De camino hacia el armario donde tenía la ropa, lleno de miedo y perplejidad, echó una ojeada al anodino patio de luces de su casa, miró, durante unos instantes, una camisa blanca que azotaba el viento; mientras, pensaba que quizá no fuese tan mala su vida futura al tener que vivirla con un solo riñón, era probable que esa carencia no le afectase demasiado en su existencia cotidiana. Trató de darse ánimos y se dijo que todo saldría bien y que en unos días recuperaría todas sus rutinas.
Por otra parte, pensó que cuando estuviese recuperado de la operación, tenía que leer con urgencia la letra pequeña de todos los contratos que había firmado, incluso, debería asesorarse al respecto con algún avezado profesional. Entonces, pensó que si en alguno de aquellos contratos había más cláusulas como aquella, quizá lo mejor sería irse de su país a otro que ofreciese mayores garantías de libertad; otro donde no fuera posible perder un riñón por despiste o por desidia a la hora de firmar un contrato.
Cuando acabó de vestirse y tuvo dentro de una bolsa las cuatro cosas que consideró que podrían hacerle falta en el hospital, se presentó ante aquellos hombres, los cuales se habían sentado en el sofá de su salón y hojeaban unas revistas que tenía encima de una mesa.

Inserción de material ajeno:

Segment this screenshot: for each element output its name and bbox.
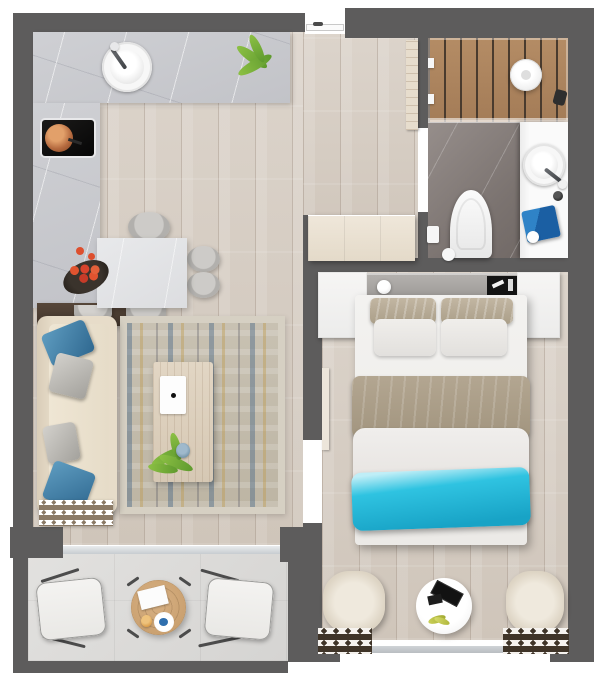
dining-table (97, 238, 187, 308)
double-bed (355, 295, 527, 545)
wall-right (568, 8, 594, 662)
bedroom-armchair (506, 571, 564, 633)
wall-hall-bath-upper (418, 38, 428, 128)
wall-left (13, 32, 33, 527)
amber-drink (141, 615, 152, 627)
shower-head-center (521, 70, 531, 80)
bathroom-door-leaf (406, 40, 418, 130)
soap-dispenser (553, 191, 563, 201)
wall-balcony-corner-left (10, 527, 63, 558)
counter-herb-plant (232, 38, 278, 88)
tray-dot (171, 393, 176, 398)
toilet-seat (456, 198, 486, 250)
hallway-dresser (308, 215, 415, 261)
ball-lamp (377, 280, 391, 294)
deck-hinge (428, 94, 434, 104)
fruit (76, 247, 84, 255)
dining-chair (187, 246, 220, 272)
media-item (492, 280, 505, 289)
sherpa-rug (318, 628, 372, 654)
bedroom-armchair (323, 571, 385, 633)
entry-door-handle (313, 22, 323, 26)
bed-pillow-white (441, 319, 507, 356)
balcony-door-threshold (63, 545, 280, 554)
bedroom-door-leaf (322, 368, 329, 450)
dining-chair (187, 272, 220, 298)
wall-balcony-bedroom-divider (288, 560, 322, 662)
plate-with-food (154, 612, 174, 632)
entry-door-leaf (306, 24, 344, 31)
wall-balcony-left (13, 558, 28, 662)
deck-hinge (428, 58, 434, 68)
blue-cup (176, 443, 190, 458)
shower-deck (428, 38, 568, 122)
wall-top-left (13, 13, 305, 32)
sherpa-rug (503, 628, 569, 654)
waste-bin (442, 248, 455, 261)
plate-food (159, 618, 168, 626)
apartment-floor-plan (0, 0, 607, 692)
soap-bar (527, 231, 539, 243)
bed-pillow-white (374, 319, 436, 356)
balcony-lounge-chair (204, 577, 275, 641)
balcony-lounge-chair (35, 577, 107, 642)
wall-balcony-bottom (13, 661, 288, 673)
kitchen-faucet-base (110, 42, 119, 51)
media-item (508, 279, 513, 291)
coffee-table-plant (146, 434, 198, 484)
sofa-pillow-gray (42, 421, 81, 464)
wall-top-middle (345, 8, 430, 38)
fruit (88, 253, 95, 260)
wall-balcony-corner-right (280, 527, 322, 562)
teal-blanket (351, 467, 531, 531)
table-plant (428, 612, 452, 628)
media-nook (487, 276, 517, 295)
knit-throw (39, 500, 113, 526)
toilet-paper-holder (427, 226, 439, 243)
vanity-faucet-base (558, 180, 567, 189)
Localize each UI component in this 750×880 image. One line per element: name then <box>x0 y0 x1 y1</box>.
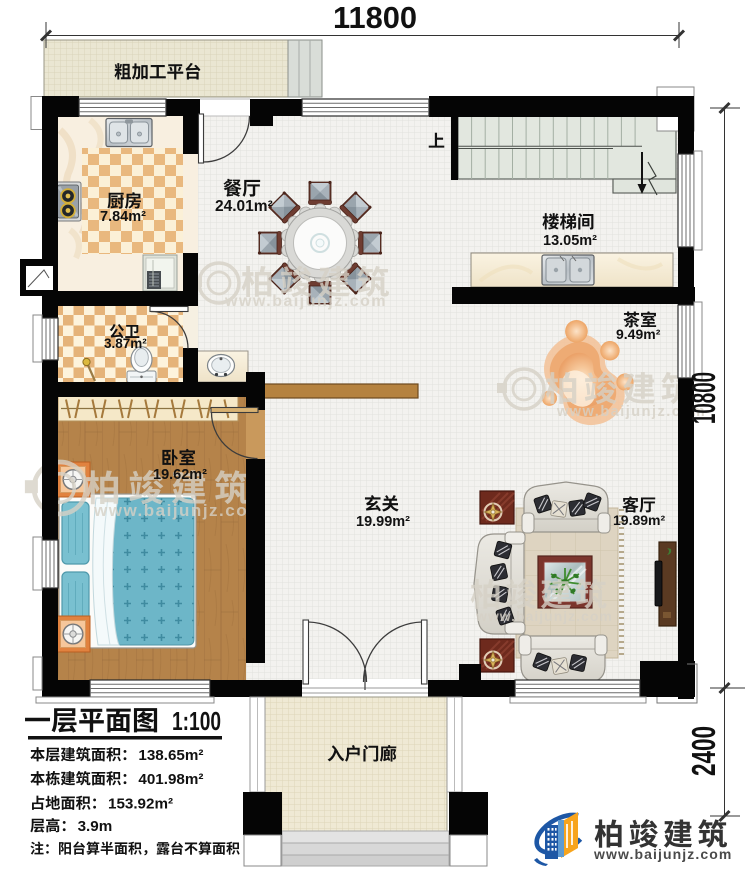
svg-text:www.baijunjz.com: www.baijunjz.com <box>224 293 387 310</box>
svg-text:9.49m²: 9.49m² <box>616 326 661 342</box>
svg-text:www.baijunjz.com: www.baijunjz.com <box>93 501 265 520</box>
svg-text:153.92m²: 153.92m² <box>108 796 173 813</box>
svg-text:www.baijunjz.com: www.baijunjz.com <box>475 608 613 624</box>
svg-text:www.baijunjz.com: www.baijunjz.com <box>593 846 732 862</box>
svg-text:1:100: 1:100 <box>172 706 221 736</box>
svg-text:3.87m²: 3.87m² <box>104 336 147 351</box>
svg-text:7.84m²: 7.84m² <box>100 209 146 225</box>
svg-text:19.99m²: 19.99m² <box>356 514 410 530</box>
svg-text:13.05m²: 13.05m² <box>543 233 597 249</box>
svg-text:19.62m²: 19.62m² <box>153 467 207 483</box>
svg-text:10800: 10800 <box>685 372 722 424</box>
svg-text:3.9m: 3.9m <box>78 818 113 835</box>
svg-text:401.98m²: 401.98m² <box>138 771 203 788</box>
svg-text:2400: 2400 <box>685 726 722 776</box>
svg-text:19.89m²: 19.89m² <box>613 512 665 528</box>
svg-text:11800: 11800 <box>333 0 417 35</box>
svg-text:24.01m²: 24.01m² <box>215 198 273 215</box>
svg-text:138.65m²: 138.65m² <box>138 747 203 764</box>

El que había identificado como el de más cargo, le dijo que se asegurase de que todo estaba en orden en su casa antes de salir, y que cerrase la puerta con llave.
En el portal, efectivamente, había un par de individuos esperando que parecían jugadores de rugby americano dispuestos a saltar al campo de juego. El individuo que llevaba la voz cantante les hizo una seña y ellos se pusieron en movimiento.
Salió a la calle acompañado por aquellos cuatro desconocidos, lo rodeaban de tal forma que no tenía escapatoria posible. Tuvieron que recorrer unos cien metros hasta llegar a una furgoneta. Le pareció que las personas con quienes se cruzaba le miraban con conmiseración, como si fuese un reo camino del patíbulo. Ni siquiera se le ocurrió ponerse a gritar, pedir ayuda, decir lo que le iban a hacer, era como si le hubiesen dejado sin sangre, como si estuviese viviendo una pesadilla en la que su voluntad hubiera sido completamente anulada.
Lo invitaron a subir al vehículo; uno de ellos le puso la mano en la cabeza para que no se golpeara con el techo, como había visto por la televisión que hacía la policía con los delincuentes a quienes llevaba detenidos. La furgoneta se puso en marcha; a través de los cristales vio los comercios, los edificios, los jardines, algunos árboles, gente que iba y venía ajena a su desgracia. Era una mañana como otra cualquiera de un día de entre semana aquella en la que iba camino de perder un riñón, o quizá de algo todavía peor.